Dans un décret du 3 mars 2026, le Président de la République, Paul Biya a nommé 9 membres dans son Conseil d’administration pour la revitaliser.
C’est un nouveau souffle que le Président de la République, Paul Biya vient d’apporter au Crédit foncier du Cameroun (CFC) à travers la nomination, le 3 mars 2026, de 9 membres au sein de son Conseil d’administration. Il s’agit de Florent Guy Ela Foé, représentant de la Présidence de la République (PRC), Moustapha Djamal, représentant les Services du Premier ministre (SPM), Samuel Tela, représentant le ministère des Finances (Minfi) et de Grégoire Mebada Mebada, représentant le ministère de l’Economie, de la planification et de l’aménagement du territoire (Minepat).

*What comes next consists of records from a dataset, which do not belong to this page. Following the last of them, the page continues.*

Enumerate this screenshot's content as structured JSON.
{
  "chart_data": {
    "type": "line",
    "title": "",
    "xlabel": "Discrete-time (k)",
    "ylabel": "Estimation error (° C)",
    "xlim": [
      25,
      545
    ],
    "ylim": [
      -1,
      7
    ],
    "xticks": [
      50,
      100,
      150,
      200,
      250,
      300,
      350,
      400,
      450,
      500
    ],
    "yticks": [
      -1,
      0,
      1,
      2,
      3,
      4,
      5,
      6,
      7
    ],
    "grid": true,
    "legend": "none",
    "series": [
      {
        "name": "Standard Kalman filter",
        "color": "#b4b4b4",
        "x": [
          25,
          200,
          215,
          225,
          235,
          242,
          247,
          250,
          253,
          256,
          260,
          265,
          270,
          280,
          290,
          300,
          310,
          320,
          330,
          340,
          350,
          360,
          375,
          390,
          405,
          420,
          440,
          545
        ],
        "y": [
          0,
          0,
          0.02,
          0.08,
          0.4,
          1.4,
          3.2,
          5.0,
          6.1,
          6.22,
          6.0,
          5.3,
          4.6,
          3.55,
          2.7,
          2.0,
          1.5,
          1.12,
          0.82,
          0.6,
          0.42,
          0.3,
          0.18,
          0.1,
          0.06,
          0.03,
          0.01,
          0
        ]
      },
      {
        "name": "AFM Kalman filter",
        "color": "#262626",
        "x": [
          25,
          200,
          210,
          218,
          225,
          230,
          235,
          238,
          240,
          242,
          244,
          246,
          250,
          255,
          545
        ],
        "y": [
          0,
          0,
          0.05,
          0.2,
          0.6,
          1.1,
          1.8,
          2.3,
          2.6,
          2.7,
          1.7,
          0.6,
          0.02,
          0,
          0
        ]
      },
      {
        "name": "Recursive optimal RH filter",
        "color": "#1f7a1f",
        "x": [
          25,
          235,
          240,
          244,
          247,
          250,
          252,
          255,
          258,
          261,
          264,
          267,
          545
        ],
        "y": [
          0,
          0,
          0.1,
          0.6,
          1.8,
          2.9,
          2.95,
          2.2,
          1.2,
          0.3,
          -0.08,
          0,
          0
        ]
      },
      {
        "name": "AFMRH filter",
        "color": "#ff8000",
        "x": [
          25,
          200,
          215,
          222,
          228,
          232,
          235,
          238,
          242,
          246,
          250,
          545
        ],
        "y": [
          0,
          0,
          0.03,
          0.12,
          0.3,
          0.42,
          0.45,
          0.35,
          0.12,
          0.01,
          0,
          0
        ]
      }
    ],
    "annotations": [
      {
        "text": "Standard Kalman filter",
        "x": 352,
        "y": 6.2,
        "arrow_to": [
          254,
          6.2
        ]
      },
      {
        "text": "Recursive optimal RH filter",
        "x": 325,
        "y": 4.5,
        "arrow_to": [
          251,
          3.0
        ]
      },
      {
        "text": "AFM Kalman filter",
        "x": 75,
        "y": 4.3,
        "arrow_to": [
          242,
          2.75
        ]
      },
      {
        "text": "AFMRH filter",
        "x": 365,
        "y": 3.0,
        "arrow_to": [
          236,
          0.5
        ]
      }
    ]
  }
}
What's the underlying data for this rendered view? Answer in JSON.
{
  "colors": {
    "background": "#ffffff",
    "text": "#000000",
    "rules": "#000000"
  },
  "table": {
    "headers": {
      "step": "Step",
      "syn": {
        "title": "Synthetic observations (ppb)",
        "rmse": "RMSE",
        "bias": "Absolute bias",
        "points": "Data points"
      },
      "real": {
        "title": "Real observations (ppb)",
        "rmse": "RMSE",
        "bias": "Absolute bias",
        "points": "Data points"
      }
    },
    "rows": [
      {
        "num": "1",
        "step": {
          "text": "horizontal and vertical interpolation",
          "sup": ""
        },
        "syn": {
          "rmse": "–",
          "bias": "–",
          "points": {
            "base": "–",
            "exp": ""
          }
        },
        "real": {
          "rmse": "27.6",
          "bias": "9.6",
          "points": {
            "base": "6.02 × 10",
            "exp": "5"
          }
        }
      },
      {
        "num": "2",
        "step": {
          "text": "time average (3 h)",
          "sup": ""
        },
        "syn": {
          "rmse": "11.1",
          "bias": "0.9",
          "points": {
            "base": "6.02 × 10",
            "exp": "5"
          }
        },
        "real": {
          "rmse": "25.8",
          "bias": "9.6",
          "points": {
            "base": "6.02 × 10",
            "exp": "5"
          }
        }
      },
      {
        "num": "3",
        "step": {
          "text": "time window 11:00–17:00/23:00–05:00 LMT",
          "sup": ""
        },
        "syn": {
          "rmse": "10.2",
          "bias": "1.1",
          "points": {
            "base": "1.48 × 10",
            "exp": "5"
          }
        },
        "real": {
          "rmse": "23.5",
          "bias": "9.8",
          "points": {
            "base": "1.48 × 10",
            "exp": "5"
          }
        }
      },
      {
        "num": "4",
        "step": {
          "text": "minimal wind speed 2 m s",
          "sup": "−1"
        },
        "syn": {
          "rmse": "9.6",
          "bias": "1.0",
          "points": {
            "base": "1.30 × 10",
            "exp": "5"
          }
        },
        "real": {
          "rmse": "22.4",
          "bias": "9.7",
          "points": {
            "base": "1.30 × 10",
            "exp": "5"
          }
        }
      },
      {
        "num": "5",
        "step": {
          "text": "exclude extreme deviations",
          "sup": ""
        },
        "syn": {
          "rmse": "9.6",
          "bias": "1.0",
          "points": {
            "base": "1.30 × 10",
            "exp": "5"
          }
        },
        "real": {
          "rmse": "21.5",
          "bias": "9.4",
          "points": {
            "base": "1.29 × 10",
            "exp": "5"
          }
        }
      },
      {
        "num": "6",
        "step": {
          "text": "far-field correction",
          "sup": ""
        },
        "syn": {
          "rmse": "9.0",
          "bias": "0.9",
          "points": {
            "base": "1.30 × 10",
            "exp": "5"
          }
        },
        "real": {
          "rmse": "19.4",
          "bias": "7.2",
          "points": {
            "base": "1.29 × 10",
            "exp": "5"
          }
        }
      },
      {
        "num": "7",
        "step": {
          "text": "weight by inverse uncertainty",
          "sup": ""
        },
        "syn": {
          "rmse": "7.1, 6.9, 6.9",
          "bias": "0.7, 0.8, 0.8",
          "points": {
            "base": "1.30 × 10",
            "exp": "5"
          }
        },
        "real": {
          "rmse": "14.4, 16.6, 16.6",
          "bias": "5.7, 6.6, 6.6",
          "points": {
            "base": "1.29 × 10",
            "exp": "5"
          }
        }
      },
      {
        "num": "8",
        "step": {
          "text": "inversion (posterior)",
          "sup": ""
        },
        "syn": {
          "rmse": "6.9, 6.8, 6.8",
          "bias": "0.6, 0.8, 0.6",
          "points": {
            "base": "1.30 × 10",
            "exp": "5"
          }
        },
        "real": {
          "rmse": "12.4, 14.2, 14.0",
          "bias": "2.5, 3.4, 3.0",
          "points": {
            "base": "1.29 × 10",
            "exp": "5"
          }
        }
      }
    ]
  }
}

A ceux-ci s’ajoutent notamment, Constante Clarisse Bougche, représentant le ministère des Domaines, du Cadastre et des Affaires foncières (Mindcaf), Amélie Yvette Ndille Ndille, représentante du personnel du CFC, Florent Zibi Ondoua et Denis Mebude Massango, tous deux représentants la Caisse nationale de prévoyance sociale (Cnps) et Pierre Kaldadak, représentant la Cameroon Postal Services (Campost) dont il est par ailleurs, le Directeur général. Ces membres ont été désignés pour un mandat de 3 ans renouvelable une fois d’après l’article 3 alinéa 1 du décret susmentionné.
Les enjeux
Par ailleurs, un administrateur indépendant sera désigné ultérieurement, conformément à la réglementation en vigueur. D’autre part, le texte présidentiel stipule que « pour les membres ayant déjà bénéficié de l’avis de non-objection de la Commission bancaire de l’Afrique centrale (Cobac) à une date antérieure, leur mandat prend effet pour compter de la date de notification dudit avis », lit-on.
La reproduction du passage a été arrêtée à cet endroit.